1967 kamen sie nach Angaben ihres Managements erstmals nach Las Vegas, ab 1970 waren sie dort drei Jahre im Stardust zu sehen. 1988 handelten sie diesen Angaben zufolge mit dem Mirage-Hotel den bis dahin dicksten Millionen-Deal in der Geschichte der Casinostadt aus. Mit einem explosiven Mix aus Zauberei und exotischen Tieren, darunter seltenen weißen Tigern, hielt das Duo von 1989 bis 2003 Millionen Fans in Atem.
Mit einem letzten Zaubertrick hatte sich das Duo im März 2009 endgültig vom Showbusiness verabschiedet. Nur zehn Minuten dauerte die magische Show bei einer Wohltätigkeitsveranstaltung im Hotel-Casino Bellagio. Mit schleppenden Schritten trat Horn in einem schwarzen Umhang und einer Maske vor dem Gesicht auf die Bühne. Der weiß gekleidete Fischbacher betrat einen von zwei leeren Glaskäfigen, die verhängt wurden.

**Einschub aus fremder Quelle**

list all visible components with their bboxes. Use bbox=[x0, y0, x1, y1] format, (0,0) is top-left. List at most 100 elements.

Als Horn die Tücher wegzog, befand sich der Tiger Montecore an seiner Stelle in dem Behälter, Fischbacher saß im anderen Käfig. Am Ende zogen Siegfried und Roy ihre Masken ab, winkten ins Publikum und warfen Handküsse. Abschiedsworte gab es nicht.

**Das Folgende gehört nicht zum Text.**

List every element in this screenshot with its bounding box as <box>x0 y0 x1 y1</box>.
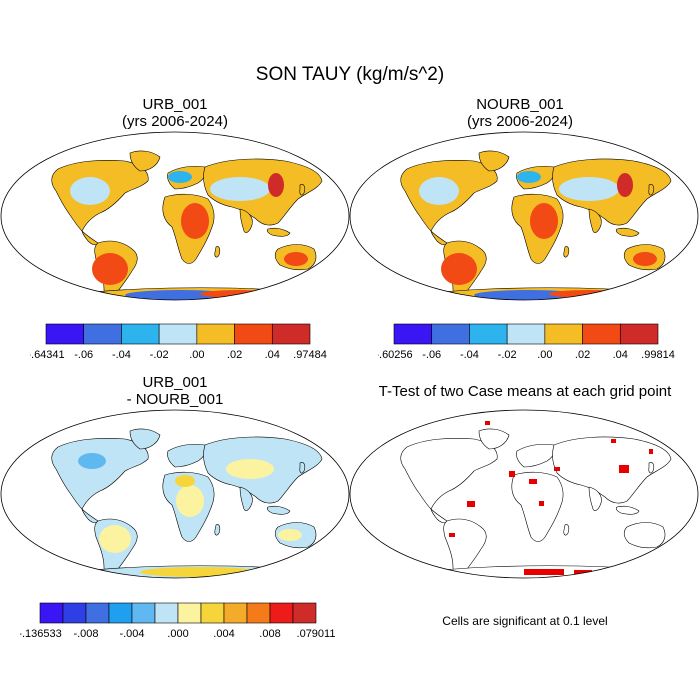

Am Stadtrand von Las Vegas haben die Illusionisten für sich und ihre seltenen Tiere einen exotischen Dschungelpalast eingerichtet. Zur Erhaltung und Fortpflanzung der weißen Katzen dient seit 1997 ihr "Secret Garden"-Gehege im Mirage-Casino, das längst zur Touristenattraktion geworden ist.